One of my daughters graduated with high honors in a humanities field from her Very Competitive College, and when that happens you are subjected to the “what are you going to do with that degree, teach?” question. But not all humanities majors are great teachers, and in particular, resentful humanities majors are not going to be good at teaching. They’ll communicate all the wrong things about thinking and writing, which is what the humanities is supposed to give you.
As it happens, my daughter loves to teach, but as a homeschooled kid she doesn’t really love the idea of K-12 teaching, so she went in the direction of academia. But surprise, surprise, she’s found that academics mostly don’t like to teach. Many of them teach reluctantly, as an expression of trying to do work in what they love and not starve. No one wants to work a job where they are deeply angry at the things they do every day, but they are trying their best and it’s just the wrong fit. They were trying to do something they love, but ended up in something they hate mixed in with the thing they love.
I was a smart kid, but not a fantastic student. I kept looking for that “drinking from the firehouse” sensation, and this doesn’t make for good planning and discipline. But the way that I come up with anything worth writing (and indeed, reading) is in my peculiarly disorganized fashion. And if you crave chocolate but bite into meatloaf, you aren’t going to be happy.
My longing for that a-ha moment of many disparate facts coming together is so powerful, I can’t stand the thought of a plan. I really think it’s okay that I kept my cravings as pristine cravings, rather than to squash them into a commercial, salary-producing box. I think this way I still have access to joy, and I can tell people about it: Yes, joy exists! It really does. It’s there, waiting for you to find it. But in order to taste it, I had to let go of the need to monetize it.

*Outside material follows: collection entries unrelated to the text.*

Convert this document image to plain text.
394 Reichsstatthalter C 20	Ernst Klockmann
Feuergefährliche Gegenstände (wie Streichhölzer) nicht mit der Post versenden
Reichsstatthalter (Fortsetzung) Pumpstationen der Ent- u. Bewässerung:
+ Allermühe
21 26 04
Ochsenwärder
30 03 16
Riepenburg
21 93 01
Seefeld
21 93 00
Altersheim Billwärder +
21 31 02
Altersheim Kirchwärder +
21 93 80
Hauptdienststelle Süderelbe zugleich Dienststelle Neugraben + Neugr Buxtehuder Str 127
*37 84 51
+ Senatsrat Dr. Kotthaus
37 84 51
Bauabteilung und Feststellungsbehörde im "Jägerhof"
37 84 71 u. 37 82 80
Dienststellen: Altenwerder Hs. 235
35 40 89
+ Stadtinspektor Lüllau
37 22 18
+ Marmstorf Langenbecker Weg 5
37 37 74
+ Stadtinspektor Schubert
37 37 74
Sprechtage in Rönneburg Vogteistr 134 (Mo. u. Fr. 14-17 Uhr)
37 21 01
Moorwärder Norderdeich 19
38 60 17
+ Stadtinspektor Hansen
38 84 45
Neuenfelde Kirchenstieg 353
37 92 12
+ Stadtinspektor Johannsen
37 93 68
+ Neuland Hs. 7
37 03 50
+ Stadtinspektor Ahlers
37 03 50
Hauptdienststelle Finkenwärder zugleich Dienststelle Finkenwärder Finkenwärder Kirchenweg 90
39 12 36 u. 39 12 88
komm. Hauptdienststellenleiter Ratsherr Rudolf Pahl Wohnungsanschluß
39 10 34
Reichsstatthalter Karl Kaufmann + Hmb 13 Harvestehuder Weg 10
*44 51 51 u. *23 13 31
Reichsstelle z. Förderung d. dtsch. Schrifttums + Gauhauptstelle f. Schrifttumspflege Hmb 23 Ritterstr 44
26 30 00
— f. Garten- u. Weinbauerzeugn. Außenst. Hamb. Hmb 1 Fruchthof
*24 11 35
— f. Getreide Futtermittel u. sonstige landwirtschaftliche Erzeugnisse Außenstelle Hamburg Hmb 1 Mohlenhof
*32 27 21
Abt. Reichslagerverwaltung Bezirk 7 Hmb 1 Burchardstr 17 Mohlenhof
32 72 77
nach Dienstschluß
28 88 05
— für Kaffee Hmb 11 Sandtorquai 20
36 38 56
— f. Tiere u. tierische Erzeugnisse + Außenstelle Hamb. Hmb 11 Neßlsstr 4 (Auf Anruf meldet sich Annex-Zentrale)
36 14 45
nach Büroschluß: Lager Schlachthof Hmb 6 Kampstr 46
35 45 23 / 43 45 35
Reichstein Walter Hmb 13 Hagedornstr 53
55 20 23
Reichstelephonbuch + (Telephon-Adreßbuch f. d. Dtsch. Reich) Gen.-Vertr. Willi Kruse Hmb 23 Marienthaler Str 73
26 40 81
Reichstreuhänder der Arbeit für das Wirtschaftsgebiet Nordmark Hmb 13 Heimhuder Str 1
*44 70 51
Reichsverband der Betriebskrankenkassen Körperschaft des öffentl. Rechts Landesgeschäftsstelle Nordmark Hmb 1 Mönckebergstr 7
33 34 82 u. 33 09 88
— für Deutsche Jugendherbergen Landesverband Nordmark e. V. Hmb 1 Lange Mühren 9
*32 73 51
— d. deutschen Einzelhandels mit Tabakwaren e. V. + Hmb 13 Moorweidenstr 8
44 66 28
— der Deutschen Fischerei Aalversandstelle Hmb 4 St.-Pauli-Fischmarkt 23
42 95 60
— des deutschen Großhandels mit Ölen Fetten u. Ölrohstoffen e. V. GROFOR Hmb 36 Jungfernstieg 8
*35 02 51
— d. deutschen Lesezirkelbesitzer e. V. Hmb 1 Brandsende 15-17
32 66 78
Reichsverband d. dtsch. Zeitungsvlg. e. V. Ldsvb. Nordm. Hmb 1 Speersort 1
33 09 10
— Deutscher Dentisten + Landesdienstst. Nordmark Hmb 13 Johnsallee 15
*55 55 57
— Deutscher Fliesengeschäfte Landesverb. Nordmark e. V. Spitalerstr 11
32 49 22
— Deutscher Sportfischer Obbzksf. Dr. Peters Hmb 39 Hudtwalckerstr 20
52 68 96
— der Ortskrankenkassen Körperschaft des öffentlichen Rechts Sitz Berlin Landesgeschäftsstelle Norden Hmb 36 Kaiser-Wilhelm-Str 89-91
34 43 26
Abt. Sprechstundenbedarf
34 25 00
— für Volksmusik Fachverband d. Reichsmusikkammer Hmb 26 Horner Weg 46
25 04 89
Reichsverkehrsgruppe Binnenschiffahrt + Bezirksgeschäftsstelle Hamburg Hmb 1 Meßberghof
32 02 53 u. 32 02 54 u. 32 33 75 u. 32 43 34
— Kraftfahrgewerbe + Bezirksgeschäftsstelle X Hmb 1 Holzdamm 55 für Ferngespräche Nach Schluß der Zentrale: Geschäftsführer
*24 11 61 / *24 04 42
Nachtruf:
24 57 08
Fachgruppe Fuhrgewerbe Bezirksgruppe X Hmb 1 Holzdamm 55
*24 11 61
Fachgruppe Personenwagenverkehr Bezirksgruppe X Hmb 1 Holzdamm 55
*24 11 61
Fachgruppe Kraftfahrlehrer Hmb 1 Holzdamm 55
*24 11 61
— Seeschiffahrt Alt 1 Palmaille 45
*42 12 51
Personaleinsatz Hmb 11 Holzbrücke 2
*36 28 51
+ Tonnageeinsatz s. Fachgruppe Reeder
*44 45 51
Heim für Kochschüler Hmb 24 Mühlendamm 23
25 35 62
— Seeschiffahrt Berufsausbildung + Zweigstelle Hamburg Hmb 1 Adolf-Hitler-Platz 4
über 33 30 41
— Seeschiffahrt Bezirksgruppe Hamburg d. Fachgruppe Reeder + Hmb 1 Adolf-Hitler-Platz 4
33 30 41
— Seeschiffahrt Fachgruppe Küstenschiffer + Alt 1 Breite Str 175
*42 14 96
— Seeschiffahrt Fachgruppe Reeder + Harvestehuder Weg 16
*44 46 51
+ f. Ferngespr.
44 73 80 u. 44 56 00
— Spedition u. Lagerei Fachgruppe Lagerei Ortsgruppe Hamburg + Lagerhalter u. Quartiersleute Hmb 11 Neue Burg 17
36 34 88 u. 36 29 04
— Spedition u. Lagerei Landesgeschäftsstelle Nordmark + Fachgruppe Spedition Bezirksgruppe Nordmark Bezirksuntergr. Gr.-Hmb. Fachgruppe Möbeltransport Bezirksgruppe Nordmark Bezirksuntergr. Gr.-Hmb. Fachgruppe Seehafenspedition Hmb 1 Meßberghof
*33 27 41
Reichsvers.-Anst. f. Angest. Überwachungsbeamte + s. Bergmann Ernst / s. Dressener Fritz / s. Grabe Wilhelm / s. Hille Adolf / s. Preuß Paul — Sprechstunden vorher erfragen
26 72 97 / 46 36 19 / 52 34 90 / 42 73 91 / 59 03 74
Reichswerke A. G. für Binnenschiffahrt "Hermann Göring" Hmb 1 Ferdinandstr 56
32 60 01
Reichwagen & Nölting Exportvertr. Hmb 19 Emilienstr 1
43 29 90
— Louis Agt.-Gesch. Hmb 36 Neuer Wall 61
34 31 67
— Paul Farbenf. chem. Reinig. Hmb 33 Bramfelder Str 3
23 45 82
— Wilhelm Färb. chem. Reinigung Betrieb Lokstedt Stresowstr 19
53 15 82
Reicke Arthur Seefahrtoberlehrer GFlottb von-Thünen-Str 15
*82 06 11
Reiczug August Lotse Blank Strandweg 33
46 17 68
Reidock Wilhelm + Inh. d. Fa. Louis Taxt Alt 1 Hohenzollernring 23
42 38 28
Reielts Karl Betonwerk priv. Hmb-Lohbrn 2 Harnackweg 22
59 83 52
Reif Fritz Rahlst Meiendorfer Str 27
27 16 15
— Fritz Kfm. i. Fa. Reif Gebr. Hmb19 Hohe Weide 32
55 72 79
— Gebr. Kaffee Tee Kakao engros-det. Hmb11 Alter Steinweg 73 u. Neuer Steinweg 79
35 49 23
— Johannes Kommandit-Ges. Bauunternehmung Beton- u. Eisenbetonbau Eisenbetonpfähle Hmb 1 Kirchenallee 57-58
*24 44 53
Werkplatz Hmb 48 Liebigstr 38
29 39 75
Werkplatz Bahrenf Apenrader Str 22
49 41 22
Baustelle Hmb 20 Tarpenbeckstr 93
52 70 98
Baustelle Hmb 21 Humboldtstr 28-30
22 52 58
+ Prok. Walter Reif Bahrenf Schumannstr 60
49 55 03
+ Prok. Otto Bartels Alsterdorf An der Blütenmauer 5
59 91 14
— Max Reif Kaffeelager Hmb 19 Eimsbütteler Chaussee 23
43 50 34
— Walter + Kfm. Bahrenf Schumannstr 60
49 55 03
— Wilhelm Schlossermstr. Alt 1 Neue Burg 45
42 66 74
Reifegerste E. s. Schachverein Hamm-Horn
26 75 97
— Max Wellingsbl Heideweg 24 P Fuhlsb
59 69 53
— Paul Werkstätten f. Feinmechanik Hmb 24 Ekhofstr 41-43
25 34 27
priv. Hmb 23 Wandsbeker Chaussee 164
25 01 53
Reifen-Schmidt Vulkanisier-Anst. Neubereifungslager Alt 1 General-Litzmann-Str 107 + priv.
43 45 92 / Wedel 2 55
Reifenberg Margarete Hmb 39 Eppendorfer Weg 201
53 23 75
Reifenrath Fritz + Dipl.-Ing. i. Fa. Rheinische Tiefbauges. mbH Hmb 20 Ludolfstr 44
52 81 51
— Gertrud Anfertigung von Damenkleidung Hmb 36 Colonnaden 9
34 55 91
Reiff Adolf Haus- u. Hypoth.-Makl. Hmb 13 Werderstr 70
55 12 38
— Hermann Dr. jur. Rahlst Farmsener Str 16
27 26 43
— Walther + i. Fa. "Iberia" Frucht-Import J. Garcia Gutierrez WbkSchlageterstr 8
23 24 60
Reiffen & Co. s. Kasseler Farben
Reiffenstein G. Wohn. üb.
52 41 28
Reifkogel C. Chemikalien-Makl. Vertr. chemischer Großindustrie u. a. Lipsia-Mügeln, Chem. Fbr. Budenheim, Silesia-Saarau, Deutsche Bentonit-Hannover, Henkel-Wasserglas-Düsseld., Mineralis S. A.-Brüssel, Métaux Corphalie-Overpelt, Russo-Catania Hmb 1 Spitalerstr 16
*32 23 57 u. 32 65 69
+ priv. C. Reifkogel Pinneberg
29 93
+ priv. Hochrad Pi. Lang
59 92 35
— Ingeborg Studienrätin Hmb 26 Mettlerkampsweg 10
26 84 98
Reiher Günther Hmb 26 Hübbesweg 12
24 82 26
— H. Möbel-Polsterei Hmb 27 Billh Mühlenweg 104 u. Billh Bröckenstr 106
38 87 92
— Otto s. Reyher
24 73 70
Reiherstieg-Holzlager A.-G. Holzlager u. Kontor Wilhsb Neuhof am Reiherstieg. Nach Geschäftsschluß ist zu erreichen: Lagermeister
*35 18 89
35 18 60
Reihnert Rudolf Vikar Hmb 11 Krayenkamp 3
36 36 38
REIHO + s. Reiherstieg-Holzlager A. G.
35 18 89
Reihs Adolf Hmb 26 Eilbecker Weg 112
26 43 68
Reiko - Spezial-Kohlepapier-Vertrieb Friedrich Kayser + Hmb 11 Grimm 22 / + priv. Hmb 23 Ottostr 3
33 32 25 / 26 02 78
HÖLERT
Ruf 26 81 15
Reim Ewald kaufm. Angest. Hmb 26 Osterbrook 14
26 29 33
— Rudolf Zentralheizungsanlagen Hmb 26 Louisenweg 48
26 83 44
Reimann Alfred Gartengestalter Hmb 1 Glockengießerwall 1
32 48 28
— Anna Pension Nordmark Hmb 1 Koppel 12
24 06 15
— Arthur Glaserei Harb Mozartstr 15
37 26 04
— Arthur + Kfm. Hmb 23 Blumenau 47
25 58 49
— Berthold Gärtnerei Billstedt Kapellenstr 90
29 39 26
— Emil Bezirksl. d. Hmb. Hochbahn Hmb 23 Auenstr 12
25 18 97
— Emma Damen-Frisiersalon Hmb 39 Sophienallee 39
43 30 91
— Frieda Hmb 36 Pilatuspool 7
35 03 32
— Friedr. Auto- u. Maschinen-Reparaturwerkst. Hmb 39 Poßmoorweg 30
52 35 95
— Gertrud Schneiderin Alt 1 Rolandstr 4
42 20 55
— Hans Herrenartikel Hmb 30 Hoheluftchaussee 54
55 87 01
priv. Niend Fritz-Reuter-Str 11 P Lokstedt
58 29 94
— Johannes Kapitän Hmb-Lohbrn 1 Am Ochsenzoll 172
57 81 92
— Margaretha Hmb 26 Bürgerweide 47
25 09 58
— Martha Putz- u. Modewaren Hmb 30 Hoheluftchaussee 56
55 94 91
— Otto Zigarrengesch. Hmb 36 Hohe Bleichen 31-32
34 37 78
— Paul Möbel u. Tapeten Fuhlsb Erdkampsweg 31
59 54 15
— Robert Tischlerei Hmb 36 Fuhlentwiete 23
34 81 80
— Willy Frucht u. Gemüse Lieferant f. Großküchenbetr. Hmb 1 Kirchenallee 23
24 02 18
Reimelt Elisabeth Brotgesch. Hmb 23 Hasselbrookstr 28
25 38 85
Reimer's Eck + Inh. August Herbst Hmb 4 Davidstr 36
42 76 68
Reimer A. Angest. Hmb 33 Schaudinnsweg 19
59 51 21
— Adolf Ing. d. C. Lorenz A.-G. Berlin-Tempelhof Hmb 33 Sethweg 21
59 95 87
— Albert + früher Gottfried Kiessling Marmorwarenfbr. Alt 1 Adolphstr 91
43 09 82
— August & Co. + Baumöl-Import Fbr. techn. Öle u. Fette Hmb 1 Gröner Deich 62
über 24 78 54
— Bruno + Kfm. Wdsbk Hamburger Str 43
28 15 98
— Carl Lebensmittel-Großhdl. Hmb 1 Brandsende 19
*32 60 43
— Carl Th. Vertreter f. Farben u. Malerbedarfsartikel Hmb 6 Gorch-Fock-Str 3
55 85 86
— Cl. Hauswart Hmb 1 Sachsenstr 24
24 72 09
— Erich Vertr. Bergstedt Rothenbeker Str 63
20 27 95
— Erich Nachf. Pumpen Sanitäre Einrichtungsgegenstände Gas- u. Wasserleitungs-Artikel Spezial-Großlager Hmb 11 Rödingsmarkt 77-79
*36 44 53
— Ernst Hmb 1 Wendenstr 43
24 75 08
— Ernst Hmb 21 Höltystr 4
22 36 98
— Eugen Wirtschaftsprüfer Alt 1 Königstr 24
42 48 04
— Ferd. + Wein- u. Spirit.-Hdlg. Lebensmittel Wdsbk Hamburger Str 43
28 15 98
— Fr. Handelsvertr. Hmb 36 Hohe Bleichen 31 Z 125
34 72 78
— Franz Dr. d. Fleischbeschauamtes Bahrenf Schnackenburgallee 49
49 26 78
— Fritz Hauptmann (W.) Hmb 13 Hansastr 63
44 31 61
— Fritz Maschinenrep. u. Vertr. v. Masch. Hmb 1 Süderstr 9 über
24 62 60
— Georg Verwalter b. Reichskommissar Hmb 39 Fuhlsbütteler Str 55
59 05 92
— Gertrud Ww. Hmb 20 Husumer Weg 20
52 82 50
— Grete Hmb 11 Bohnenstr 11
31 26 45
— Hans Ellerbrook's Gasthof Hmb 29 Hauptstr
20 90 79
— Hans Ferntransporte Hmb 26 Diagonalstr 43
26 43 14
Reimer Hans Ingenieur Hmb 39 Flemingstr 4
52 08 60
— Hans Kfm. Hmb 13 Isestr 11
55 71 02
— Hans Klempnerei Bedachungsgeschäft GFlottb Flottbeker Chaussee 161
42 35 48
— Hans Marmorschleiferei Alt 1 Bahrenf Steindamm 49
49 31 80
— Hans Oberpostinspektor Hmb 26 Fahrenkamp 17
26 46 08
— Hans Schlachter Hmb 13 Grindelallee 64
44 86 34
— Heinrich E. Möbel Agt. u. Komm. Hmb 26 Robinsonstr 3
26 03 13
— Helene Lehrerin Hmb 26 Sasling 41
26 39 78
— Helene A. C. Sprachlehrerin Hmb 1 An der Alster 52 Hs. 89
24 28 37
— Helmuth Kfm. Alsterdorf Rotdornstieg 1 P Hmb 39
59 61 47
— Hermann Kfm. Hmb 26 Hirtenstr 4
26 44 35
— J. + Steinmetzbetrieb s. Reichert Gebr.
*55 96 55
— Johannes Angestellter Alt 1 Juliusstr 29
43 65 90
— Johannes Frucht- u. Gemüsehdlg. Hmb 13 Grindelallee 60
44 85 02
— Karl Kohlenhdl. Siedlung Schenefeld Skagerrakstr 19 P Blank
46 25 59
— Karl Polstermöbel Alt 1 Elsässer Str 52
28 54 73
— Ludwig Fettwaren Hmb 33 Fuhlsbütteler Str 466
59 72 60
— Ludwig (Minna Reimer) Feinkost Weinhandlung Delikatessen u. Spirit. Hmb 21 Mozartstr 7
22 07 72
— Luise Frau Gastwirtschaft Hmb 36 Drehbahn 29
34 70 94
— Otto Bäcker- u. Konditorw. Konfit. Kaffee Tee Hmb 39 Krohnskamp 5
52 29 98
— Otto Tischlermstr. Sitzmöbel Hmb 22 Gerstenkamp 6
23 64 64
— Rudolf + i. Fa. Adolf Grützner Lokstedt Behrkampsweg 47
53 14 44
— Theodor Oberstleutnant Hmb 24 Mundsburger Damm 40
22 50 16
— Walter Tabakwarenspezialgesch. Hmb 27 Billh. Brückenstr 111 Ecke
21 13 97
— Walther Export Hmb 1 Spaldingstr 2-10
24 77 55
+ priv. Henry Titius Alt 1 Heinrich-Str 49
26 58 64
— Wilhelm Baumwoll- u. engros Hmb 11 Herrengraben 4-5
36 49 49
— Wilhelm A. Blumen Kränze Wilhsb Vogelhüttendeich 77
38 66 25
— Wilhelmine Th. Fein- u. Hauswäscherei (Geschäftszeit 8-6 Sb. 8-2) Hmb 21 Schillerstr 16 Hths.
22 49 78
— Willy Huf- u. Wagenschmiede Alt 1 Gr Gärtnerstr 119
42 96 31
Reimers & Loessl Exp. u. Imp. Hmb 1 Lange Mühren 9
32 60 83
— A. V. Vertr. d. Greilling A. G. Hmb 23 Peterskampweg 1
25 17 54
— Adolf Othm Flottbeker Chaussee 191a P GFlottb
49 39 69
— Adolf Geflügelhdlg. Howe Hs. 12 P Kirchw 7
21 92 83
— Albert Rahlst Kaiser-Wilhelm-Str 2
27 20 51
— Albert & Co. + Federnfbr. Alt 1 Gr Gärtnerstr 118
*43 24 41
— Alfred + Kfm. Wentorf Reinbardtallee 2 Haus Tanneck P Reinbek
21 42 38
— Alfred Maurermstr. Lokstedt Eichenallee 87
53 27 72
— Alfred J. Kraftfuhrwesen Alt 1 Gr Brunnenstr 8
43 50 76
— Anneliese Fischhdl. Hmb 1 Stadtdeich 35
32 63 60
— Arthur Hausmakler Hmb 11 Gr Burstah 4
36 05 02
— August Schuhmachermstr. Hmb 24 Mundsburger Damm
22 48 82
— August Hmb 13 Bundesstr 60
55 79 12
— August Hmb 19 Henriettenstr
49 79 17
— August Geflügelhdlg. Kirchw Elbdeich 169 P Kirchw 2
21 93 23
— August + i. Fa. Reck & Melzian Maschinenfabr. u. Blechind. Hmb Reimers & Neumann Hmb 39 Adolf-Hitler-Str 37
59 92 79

If you’ve found a way to experience the bliss and earn money for it, that’s wonderful. But I feel like I know more people who try to do something they love, combine it with something “practical,” and then end up frustrated.
Take away the box you’ve put it in, this joy of yours. There is no shame in earning your living, in joining the economy, in producing, in taking charge when things out there go bad, in serving people, by doing something completely different. And then separately if you must, dive into the rabbit hole. Go ahead and drink from the firehose. There’s nothing like that feeling, and if I had made it my paycheck, I think I would miss it. The paycheck is fine. But the firehose is mine.
*that’s my Bookshop.org affiliate link but you can certainly find it elsewhere, it’s her dissertation, so it’s old but it’s still in print.
Sometimes when I read your post I can’t believe how similar we are I almost feel like I wrote it. People whose work and occupation is also their life passion are so lucky. But I do think it’s rare, and then I’m reading Abraham Verghese‘s new book-- medical Dr., Stanford professor, an unbelievably talented novelist? All in one life? How is that even possible? The more things that I do that are ends in themselves the better. Because there’s so many social safety nets it’s not so fraught to become an artist if you have kids because you know your children will have health care and federally managed public schools. I think it’s a much more harrowing decision in the US especially in places like California.